Thursday, March 24, 2011

pseudo optimizing

After deciding on doing a more ´geometrical´ optimization, it was more easy to get some geometry with pretty good results in the daylight analysis. The first and second floors are added by trying to achieve as much overlap on the floor beneath as possible. In this image you see the projection of the 3rd floor on the 2nd floor. It is optimized, so there is as little overhang as possible with the given grids.


The geometry (including windows to the southside):




Tuesday, March 22, 2011

Leaving Ecotect

Another strategy would be to seek for configurations that have as much connection with open space as possible. In other words: minimize the amount of blind walls.
For one island, this goes like this:
Unable to display content. Adobe Flash is required.

Without the streets taken into account (I acknowledge this is an err, but i need to figure out a way to 'discount' the walls facing a street, because the streets are so small that they block out a significant amount of daylight) it looks like this:


As you can see, Galapagos is more or less able to seek in the good direction. It generates better options as you let it run longer.

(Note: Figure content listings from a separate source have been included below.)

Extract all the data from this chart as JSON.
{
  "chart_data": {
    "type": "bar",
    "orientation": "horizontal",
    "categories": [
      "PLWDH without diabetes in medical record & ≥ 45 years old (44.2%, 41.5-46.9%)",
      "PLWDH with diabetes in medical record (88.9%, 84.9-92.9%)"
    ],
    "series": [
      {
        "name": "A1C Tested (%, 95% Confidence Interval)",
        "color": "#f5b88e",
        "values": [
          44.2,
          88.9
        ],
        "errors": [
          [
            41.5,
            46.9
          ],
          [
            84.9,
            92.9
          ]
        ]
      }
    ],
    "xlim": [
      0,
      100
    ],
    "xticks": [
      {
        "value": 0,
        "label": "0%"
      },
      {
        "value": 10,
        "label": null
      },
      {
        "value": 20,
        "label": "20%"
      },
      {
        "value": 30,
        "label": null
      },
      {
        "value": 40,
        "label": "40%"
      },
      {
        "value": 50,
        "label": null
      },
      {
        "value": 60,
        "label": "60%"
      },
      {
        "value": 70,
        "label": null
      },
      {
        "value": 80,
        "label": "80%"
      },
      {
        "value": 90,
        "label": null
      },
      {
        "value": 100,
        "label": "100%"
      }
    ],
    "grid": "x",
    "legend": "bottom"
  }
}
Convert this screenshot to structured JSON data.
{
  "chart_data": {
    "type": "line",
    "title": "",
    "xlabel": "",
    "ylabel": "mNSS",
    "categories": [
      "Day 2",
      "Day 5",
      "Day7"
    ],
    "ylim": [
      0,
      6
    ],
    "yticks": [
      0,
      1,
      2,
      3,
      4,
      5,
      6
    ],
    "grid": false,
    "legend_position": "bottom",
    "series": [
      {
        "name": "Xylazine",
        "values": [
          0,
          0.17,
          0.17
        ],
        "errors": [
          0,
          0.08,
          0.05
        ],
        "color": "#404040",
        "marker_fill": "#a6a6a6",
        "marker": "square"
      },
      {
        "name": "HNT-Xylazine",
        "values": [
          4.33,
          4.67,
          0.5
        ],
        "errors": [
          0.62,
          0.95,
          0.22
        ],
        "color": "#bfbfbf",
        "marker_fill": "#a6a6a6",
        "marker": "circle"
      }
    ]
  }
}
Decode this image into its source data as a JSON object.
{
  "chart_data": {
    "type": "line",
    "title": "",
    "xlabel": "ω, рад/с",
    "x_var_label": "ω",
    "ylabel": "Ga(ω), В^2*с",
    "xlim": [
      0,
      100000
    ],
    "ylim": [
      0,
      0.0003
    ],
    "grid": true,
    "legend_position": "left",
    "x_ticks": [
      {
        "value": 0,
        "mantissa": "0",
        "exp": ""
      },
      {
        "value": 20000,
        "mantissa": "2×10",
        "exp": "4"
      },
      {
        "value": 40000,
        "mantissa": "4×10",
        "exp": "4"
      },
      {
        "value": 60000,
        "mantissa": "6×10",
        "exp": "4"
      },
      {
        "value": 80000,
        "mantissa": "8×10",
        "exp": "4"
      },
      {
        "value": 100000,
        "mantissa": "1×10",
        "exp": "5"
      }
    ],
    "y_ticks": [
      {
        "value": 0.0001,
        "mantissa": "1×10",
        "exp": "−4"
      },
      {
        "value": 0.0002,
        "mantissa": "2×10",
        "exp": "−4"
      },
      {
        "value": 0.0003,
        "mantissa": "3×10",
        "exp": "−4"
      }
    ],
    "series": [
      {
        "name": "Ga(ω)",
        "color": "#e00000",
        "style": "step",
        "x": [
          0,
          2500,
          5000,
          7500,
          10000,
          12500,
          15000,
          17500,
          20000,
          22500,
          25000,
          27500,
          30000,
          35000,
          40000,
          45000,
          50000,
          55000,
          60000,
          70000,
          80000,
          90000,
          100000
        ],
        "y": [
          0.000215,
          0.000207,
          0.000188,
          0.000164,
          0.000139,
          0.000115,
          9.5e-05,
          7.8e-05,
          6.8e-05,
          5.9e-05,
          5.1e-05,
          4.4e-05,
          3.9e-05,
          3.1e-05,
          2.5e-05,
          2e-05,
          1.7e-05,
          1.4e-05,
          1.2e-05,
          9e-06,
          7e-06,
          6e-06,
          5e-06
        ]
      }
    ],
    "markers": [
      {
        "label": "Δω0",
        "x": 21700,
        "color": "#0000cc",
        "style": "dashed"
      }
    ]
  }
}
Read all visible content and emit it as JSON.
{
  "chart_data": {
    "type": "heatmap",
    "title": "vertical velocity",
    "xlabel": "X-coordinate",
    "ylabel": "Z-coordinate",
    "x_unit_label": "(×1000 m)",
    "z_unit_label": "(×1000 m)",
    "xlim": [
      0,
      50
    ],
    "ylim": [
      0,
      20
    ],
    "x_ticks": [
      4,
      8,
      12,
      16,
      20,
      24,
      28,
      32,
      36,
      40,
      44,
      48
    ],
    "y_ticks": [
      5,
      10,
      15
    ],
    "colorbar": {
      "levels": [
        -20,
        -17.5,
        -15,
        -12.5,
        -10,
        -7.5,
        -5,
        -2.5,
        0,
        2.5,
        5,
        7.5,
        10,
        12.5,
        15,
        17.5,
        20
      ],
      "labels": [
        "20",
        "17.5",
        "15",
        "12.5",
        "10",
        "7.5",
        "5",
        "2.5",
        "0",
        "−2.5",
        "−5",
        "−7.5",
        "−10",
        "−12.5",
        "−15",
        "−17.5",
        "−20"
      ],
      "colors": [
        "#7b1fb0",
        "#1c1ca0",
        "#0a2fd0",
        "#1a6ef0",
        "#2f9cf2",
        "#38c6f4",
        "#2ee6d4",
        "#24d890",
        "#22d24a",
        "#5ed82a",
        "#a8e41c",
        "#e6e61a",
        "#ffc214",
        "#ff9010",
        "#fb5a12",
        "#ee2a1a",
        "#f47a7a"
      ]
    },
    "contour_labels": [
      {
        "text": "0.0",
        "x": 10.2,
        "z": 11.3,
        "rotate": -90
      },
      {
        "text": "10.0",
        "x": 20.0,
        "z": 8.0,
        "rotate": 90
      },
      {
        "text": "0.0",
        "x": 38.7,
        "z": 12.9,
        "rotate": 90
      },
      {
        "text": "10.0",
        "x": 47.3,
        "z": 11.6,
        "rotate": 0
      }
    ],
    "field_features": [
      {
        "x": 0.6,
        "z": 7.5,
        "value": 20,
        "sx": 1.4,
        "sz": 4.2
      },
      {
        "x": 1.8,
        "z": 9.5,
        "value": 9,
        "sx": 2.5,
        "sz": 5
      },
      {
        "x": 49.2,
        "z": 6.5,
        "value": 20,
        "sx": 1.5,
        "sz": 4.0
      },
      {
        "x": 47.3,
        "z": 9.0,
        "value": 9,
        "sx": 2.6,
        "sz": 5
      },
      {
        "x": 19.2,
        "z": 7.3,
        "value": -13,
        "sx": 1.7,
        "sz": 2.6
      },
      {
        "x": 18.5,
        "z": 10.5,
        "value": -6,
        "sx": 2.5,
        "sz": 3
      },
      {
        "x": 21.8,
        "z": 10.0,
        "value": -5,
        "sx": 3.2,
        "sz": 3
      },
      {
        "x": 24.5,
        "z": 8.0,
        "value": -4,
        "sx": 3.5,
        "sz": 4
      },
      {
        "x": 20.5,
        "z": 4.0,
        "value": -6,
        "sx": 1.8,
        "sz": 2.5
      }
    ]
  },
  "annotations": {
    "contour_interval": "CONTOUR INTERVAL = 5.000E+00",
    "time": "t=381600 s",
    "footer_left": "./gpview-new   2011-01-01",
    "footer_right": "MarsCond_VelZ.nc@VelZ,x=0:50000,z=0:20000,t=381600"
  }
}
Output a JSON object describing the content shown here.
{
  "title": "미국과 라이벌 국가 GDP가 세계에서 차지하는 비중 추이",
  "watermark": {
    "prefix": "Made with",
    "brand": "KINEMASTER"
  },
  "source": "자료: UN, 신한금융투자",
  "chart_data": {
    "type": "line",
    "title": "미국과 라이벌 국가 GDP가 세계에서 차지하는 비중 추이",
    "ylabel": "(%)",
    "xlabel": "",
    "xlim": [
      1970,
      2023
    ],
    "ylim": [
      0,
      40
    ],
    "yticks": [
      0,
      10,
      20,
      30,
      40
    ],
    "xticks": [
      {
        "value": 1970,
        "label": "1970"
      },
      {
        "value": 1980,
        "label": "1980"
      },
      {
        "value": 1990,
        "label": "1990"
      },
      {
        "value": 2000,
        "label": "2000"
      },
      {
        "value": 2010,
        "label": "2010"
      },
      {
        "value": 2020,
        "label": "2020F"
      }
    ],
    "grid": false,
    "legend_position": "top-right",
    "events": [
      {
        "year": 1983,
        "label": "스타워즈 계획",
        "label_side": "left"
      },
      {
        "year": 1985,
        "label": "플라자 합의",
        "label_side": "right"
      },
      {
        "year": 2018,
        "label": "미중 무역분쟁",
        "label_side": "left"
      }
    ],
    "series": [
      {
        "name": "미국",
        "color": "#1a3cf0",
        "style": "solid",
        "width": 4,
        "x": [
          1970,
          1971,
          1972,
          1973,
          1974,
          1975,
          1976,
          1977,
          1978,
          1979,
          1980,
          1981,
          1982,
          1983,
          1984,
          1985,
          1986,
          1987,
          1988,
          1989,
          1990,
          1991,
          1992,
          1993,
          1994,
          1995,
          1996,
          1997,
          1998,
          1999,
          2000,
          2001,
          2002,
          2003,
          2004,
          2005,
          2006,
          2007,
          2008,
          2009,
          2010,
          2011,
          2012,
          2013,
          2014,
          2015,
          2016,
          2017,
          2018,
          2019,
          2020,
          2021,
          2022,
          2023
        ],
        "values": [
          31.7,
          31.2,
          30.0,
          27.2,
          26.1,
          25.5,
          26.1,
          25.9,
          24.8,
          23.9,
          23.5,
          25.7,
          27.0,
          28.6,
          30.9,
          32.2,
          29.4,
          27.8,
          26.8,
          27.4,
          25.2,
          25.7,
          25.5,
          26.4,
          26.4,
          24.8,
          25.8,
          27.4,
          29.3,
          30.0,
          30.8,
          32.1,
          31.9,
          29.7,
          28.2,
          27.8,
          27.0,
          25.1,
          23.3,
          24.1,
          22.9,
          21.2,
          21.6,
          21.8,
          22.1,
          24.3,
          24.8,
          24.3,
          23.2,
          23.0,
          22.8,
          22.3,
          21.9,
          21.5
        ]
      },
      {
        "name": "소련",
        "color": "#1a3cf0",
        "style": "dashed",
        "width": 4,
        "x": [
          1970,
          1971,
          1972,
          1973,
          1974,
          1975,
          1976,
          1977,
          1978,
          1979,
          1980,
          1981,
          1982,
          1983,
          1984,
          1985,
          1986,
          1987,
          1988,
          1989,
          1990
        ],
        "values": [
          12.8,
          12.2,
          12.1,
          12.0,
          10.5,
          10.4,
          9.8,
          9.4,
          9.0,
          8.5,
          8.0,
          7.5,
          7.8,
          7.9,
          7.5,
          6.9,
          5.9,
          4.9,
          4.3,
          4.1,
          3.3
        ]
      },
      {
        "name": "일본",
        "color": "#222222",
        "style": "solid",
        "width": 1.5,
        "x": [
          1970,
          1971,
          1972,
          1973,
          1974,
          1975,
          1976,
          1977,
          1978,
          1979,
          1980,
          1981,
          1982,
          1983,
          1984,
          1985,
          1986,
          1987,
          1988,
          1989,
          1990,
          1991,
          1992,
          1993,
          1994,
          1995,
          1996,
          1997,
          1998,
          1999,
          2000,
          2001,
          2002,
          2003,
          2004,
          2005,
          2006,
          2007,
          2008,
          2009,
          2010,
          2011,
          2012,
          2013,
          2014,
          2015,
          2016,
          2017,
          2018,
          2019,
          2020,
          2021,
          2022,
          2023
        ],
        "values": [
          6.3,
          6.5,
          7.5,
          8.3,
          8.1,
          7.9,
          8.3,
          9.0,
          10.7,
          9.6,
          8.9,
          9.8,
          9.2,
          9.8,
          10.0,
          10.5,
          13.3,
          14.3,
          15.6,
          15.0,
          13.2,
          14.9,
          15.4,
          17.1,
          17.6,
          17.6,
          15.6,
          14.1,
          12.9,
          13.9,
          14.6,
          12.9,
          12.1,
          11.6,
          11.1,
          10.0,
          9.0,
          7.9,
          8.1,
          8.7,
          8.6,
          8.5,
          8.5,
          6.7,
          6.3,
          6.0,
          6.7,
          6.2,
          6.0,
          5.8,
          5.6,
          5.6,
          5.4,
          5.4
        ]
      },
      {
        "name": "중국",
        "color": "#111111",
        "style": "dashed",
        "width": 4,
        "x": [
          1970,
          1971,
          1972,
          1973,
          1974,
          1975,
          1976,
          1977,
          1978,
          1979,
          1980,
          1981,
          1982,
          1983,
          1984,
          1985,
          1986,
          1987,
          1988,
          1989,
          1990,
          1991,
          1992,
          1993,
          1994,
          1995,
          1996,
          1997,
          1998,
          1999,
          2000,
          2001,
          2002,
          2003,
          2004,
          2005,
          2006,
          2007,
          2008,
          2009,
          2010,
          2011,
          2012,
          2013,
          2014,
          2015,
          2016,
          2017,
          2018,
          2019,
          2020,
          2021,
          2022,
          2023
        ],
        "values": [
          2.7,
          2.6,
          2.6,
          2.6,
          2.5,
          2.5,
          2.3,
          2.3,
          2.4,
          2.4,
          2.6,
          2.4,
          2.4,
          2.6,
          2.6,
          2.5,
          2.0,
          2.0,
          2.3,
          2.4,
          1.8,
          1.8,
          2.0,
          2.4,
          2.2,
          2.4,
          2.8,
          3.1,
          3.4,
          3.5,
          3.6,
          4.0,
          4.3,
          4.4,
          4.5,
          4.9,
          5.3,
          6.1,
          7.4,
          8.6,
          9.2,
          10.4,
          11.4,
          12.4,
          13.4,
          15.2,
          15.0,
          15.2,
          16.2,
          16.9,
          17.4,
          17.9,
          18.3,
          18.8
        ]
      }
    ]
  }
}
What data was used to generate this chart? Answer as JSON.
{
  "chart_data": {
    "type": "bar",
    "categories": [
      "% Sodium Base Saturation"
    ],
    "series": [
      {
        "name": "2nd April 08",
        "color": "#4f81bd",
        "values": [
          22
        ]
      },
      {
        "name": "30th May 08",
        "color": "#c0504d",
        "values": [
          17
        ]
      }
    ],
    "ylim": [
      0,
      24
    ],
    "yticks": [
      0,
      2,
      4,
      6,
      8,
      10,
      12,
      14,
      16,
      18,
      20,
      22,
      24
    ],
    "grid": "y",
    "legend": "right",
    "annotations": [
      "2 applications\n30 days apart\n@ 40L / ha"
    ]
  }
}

This is the merit of the 'progressive seek algorithm'. Its very satisfying to see that it actually works.


And with the streets added and a quick daylightfactor calculation:



the result is not optimal, in a sense that there are other configurations that have a better ecotect daylight result. But still it is a good option, that follows from common sense.

Galapagos-Ecotect

I have a Celeron Dual Core T3000 1,8 GHz and 3 gig ram. This is way too slow too handle the optimisation of the flat part. The calculation of ecotect is quite heavy and requires more power. Our ´progressive seek algorithm´ does not have much impact on the results, because the population-size is too small. But we cant make it higher because the calculation-time would become too high. Days or even weeks.


Unable to display content. Adobe Flash is required. Here is an movie of the seekingprocess of only 4 of the 16 'islands'. It is speedened up 9 times (!). so the real proces took half an hour.

As you can see the population-size is low, and the optimum it finds is a clustering of dwellings. This is not the optimal solution, we can tell by common sense. Also earlier calculation with a higher ecotect-grid resolution, show that the optimal configuration for 2 of the blocks is this:

Compared to the optimum of the movie, this looks like its more optimal: more light enters the built space, because there are more surfaces facing open space. This shows that, with a high resolution grid and a bigger population size, the optimization works. But we lack the computational power to do the calculation...which is a shame. The bottleneck is the slow calculation of ecotect. Which is really frustrating.

Daylight analysis

To analyze the amount of daylight in the cavity, we calculated the model in DIALux. These results however were very much too high, when some research didn't solve the problem we decided to do the calculations in Ecotect. The first result looks realistic and promising. More results will follow.